Un mariage collectif, comme chez les Moon.

Pyroman a sifflé et la meute de la guerre de la feue a accouru, les survivants sont tous là, même Jog masqué car sa figure n’est plus très belle à voir du fait d’un abus de tinture, Bradescav sur sa civière, le travelo perroquant des citations de mieux plumés que lui, Hermeline la pointe exotique d’Irandertal, le porte parole de la fée, et quelques inconnus chargés des corvées de bois.
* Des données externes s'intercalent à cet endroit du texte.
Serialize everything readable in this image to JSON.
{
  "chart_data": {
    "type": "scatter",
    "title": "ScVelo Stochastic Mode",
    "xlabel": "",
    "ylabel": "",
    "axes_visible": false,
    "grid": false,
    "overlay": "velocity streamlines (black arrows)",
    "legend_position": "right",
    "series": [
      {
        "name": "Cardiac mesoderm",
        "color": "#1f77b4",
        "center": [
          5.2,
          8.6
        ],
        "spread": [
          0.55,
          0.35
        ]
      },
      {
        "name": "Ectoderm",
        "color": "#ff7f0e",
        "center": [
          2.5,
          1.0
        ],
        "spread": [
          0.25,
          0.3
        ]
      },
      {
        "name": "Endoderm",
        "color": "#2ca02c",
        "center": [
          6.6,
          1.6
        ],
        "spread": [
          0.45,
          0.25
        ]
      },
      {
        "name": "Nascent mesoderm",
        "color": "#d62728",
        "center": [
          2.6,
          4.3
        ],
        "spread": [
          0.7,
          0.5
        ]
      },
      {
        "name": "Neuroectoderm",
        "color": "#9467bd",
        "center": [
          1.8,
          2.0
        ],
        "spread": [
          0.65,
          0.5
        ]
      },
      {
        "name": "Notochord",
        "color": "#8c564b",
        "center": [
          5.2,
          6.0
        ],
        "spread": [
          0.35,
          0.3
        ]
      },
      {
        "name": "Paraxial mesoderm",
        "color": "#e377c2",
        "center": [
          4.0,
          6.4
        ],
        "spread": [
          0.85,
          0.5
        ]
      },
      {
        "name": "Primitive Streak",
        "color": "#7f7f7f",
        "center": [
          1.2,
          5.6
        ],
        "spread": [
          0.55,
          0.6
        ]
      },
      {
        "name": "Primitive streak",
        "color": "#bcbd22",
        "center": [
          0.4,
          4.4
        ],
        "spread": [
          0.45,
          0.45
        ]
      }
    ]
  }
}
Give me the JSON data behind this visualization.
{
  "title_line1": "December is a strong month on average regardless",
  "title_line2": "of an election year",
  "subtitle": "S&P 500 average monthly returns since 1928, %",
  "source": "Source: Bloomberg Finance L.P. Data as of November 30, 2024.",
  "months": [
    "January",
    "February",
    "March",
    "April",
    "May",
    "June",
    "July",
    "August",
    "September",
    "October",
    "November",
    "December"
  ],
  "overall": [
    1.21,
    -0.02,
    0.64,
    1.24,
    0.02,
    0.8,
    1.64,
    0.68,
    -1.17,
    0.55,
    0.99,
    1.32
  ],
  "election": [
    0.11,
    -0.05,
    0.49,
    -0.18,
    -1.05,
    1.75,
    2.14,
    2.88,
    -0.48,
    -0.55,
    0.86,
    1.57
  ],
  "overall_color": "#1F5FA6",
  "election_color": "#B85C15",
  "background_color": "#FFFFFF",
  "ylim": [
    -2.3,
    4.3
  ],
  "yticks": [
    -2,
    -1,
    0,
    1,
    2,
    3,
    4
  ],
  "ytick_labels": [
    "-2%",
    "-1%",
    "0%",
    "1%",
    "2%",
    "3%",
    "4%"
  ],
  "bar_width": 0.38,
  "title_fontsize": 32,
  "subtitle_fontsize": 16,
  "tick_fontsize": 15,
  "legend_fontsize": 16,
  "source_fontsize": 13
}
On attend le vénéré Saint qui la caque et le clone Palin qui le drome pour débuter les festivités présidées par père Noalt, l’inquisiteur universel.

 
Dernière information, le vénéré est enfin arrivé, et en remerciement pour son témoignage de moralité dans l’affaire meute Jog vs meute Saint (fusionnées dans le meute Jog&Saint), il sert lui-même de témoin de moralité à la belge qui plaide la disparition de la royauté en Wallonie pour chanter la Marseillaise (chant anti-royaliste, faut-il le rappeler ?). Beau retour d’ascenseur entre trieurs de français.

 
Note intermède

Avant publication de la note actuellement en préparation, dernière lecture de Pyroman qui reprend le fonds de commerce de son clone Krapobluf disparu dans les ténèbres des cachots de l’Oniten.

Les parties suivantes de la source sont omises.